Morgane Tschiember est de retour à New York avec « I Poisoned Myself » à la galerie Richard Taittinger, au 154 Ludlow Street dans le Lower East Side. Une exposition solo mêlant la matière, la physique, la métaphysique et la philosophie. Au travers d’une dizaine d’œuvres, l’artiste bretonne a voulu réaliser ce qu’elle décrit comme « un espace de contact empreint d’une tension minimale romantique, qui serait celle du feu sur une peau qu’il brûle, sans pour autant la consumer ».
À son arrivée, le visiteur est accueilli par Each liquid leads to the circle, une expérience à la fois visuelle et olfactive, composée de chaînes en céramique. « La chaîne est un élément qui m’intéresse beaucoup, car elle contient tout le positif et le négatif de l’être. Je l’ai imbibée de fragrances terreuses et atmosphériques, ce qui crée une odeur qui évolue tout au long de la journée », détaille Morgane Tschiember. Des chaînes, l’eau parfumée s’écoule dans un bassin en contrebas, avant de s’évaporer et de s’écouler de nouveau, renvoyant à la thématique du cycle infini.
Sur un mur derrière, Honey drops surprend par son aspect à la fois dur et doux. Suspendue à un crochet de boucher, l’œuvre ressemble à un liquide qui se serait figé en mouvement. « Je l’ai composée de verre et de miel. Tous deux sont des liquides amorphes. J’ai voulu représenter le rapport de force entre ces deux matériaux, désormais figés », explique l’artiste.
À côté, Le Polaroid attire l’œil grâce à sa taille (1,80 m de hauteur) et sa sobriété : sur un fond de noir, ce qui ressemble à un éclair traverse, à l’horizontale, le cadre. « J’ai récupéré un Polaroid dont l’image n’était pas apparue, sauf cette espèce de trait de lumière, raconte la plasticienne. Je l’ai reproduit en beaucoup plus grand. La ligne lumineuse représente l’énergie, qui arrive toujours à casser l’obscurité ».
Au fond de la galerie, la série Skin Poems, composée de sept pièces de deux mètres de long chacune, forme un poème. S’ils semblent être en marbre, les canevas sont constitués d’un mélange de mousses imbibées de cire et de paraffine. Morgane Tschiember s’est servie du poids de son corps pour marquer au fer rouge le texte sur chacun d’entre eux, créant, grâce à la pression, des marques ressemblant au tonnerre et aux fissures dans le sol. « Cela représente l’énergie qui cherche à sortir de la matière », indique-t-elle.
Avec cette exposition, l’idée est avant tout de « travailler des matériaux industriels et durs, comme le verre, le métal et les plastiques; de les pousser avec force pour essayer de leur conférer une certaine sensualité. Un état atteint juste avant la rupture du matériau », estime Grégory Lang, commissaire de l’exposition.

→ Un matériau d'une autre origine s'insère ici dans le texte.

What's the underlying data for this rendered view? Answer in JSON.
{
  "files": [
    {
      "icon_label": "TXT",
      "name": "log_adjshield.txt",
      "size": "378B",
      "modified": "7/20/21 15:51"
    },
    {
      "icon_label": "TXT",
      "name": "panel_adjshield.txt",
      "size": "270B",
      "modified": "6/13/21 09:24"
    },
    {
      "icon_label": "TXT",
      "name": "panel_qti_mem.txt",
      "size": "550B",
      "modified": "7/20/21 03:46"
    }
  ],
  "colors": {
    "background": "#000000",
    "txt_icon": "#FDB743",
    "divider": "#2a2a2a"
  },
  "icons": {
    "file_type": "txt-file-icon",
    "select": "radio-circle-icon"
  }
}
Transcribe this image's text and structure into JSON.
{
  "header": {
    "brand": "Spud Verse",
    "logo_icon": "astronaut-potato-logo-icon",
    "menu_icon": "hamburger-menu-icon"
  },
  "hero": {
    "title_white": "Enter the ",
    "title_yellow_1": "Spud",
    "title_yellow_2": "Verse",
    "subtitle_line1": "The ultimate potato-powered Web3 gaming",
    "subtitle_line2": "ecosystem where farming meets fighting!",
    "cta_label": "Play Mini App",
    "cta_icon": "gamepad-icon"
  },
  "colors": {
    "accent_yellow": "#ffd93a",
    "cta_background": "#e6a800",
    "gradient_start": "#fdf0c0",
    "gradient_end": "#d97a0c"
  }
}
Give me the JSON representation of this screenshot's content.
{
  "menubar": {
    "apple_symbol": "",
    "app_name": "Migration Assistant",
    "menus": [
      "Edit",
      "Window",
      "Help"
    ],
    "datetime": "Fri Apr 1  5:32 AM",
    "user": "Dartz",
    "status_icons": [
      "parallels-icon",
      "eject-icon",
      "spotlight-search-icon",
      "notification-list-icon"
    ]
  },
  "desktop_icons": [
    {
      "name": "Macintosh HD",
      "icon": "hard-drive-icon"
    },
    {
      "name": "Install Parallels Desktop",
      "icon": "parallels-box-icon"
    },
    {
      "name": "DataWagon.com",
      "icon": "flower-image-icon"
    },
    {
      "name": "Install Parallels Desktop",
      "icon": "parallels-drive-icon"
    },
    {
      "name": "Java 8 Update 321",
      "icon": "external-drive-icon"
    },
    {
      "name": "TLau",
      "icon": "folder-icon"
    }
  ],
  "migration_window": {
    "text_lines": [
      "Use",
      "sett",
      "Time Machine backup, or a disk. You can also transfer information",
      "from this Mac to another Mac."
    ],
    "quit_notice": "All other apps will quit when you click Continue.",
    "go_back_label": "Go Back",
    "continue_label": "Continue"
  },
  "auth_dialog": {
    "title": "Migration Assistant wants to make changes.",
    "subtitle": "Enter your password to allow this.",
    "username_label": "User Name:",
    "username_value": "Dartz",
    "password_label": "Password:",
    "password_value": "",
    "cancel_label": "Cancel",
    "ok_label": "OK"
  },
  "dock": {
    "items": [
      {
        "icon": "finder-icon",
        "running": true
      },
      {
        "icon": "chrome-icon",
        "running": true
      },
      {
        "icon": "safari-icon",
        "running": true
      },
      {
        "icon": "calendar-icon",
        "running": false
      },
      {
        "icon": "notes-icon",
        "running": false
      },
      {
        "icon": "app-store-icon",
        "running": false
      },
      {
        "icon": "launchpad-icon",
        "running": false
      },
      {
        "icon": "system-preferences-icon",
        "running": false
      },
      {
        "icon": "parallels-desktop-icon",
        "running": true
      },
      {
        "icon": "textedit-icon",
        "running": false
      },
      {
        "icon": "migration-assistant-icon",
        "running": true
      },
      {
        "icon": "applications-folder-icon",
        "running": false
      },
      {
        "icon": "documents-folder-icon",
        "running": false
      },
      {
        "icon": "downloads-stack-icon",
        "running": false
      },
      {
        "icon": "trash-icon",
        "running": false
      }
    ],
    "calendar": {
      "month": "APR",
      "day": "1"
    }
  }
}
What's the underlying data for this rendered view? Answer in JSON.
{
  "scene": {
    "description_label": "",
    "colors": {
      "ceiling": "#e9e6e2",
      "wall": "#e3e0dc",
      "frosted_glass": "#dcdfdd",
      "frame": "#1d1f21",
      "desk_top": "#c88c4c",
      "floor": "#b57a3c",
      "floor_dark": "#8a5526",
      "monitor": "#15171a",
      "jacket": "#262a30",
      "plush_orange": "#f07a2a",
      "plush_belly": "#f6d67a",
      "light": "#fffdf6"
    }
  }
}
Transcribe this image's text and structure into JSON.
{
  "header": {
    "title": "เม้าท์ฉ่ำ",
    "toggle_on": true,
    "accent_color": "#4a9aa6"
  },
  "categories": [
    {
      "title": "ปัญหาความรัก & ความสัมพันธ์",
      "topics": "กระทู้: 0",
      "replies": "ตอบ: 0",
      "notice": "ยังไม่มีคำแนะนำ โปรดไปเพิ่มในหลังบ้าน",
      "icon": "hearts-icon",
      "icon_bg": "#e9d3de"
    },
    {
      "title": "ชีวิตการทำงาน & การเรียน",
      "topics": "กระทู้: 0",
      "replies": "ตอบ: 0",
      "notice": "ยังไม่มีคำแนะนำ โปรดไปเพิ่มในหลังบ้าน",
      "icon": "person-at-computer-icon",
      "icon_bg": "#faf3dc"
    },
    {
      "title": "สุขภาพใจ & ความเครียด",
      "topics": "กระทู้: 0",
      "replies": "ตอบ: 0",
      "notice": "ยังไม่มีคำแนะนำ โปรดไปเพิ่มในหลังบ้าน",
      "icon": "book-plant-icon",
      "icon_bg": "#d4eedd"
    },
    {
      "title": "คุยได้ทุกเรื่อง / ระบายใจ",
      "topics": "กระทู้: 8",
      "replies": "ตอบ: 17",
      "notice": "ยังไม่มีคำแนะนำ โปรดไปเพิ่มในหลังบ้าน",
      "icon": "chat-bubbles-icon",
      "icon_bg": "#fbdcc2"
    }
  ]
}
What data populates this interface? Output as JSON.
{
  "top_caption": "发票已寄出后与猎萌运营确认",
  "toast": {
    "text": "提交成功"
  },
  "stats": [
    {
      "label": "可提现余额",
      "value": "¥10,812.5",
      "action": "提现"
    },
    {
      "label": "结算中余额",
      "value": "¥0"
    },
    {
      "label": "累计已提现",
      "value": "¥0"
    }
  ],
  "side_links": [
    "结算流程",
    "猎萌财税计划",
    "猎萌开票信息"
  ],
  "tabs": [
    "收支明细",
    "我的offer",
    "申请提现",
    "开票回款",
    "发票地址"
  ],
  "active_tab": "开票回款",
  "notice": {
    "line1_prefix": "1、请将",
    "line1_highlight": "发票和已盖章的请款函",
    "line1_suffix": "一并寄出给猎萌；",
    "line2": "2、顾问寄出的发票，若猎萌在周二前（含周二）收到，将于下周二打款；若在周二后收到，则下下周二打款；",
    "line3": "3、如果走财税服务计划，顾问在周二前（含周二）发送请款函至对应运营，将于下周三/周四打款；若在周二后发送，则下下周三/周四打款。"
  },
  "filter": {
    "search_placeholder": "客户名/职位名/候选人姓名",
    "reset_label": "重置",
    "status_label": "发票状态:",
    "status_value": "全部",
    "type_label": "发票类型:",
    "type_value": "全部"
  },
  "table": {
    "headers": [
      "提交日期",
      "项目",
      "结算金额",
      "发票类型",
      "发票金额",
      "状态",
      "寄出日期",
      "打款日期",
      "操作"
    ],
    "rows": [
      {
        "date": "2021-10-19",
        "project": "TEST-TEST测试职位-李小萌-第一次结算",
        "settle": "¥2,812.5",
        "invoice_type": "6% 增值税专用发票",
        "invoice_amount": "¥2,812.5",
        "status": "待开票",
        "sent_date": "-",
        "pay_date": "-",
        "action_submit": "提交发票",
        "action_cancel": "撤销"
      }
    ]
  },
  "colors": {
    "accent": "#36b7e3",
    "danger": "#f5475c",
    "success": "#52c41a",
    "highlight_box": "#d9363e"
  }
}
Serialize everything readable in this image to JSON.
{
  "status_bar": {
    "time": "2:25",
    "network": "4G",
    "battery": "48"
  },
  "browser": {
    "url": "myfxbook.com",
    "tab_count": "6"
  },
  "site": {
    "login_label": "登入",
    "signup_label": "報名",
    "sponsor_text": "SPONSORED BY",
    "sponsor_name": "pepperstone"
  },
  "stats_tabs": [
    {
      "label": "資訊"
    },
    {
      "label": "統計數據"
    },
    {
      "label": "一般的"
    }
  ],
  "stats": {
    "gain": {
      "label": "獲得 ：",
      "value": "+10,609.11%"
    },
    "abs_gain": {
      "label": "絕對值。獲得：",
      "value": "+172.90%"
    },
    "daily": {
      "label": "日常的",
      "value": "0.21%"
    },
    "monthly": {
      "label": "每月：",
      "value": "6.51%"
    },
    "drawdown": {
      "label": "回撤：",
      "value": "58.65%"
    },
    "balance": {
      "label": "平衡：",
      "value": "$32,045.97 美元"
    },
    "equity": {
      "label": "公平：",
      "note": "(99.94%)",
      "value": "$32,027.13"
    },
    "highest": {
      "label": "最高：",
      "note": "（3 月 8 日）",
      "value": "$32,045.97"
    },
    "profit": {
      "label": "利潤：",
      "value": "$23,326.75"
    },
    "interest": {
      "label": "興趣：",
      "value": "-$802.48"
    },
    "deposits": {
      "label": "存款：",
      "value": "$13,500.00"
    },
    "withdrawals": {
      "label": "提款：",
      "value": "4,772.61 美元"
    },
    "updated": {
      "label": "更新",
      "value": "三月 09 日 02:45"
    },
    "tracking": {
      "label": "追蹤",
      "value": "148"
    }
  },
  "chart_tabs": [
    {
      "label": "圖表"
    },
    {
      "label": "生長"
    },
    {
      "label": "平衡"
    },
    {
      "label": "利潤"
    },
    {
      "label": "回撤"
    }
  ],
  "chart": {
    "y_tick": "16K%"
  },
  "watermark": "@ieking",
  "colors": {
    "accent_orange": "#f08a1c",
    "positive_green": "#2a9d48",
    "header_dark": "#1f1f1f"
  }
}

Originaire de Brest, Morgane Tschiember est diplômée des Beaux-arts de Paris et de l’École des hautes études en science sociale (EHESS), une double casquette qui explique l’aspect philosophique de ses compositions. Elle est également à l’origine d’une œuvre prochainement exposée au village des athlètes des JO de Paris 2024, représentant une partition de musique. Elle travaille aussi sur la mise en scène des deux prochains spectacles du chorégraphe français Olivier Dubois.
Morgane Tschiember, « I Poisoned Myself » à la galerie Richard Taittinger, 154 Ludlow St., jusqu’au 30 juin 2024. Site ici.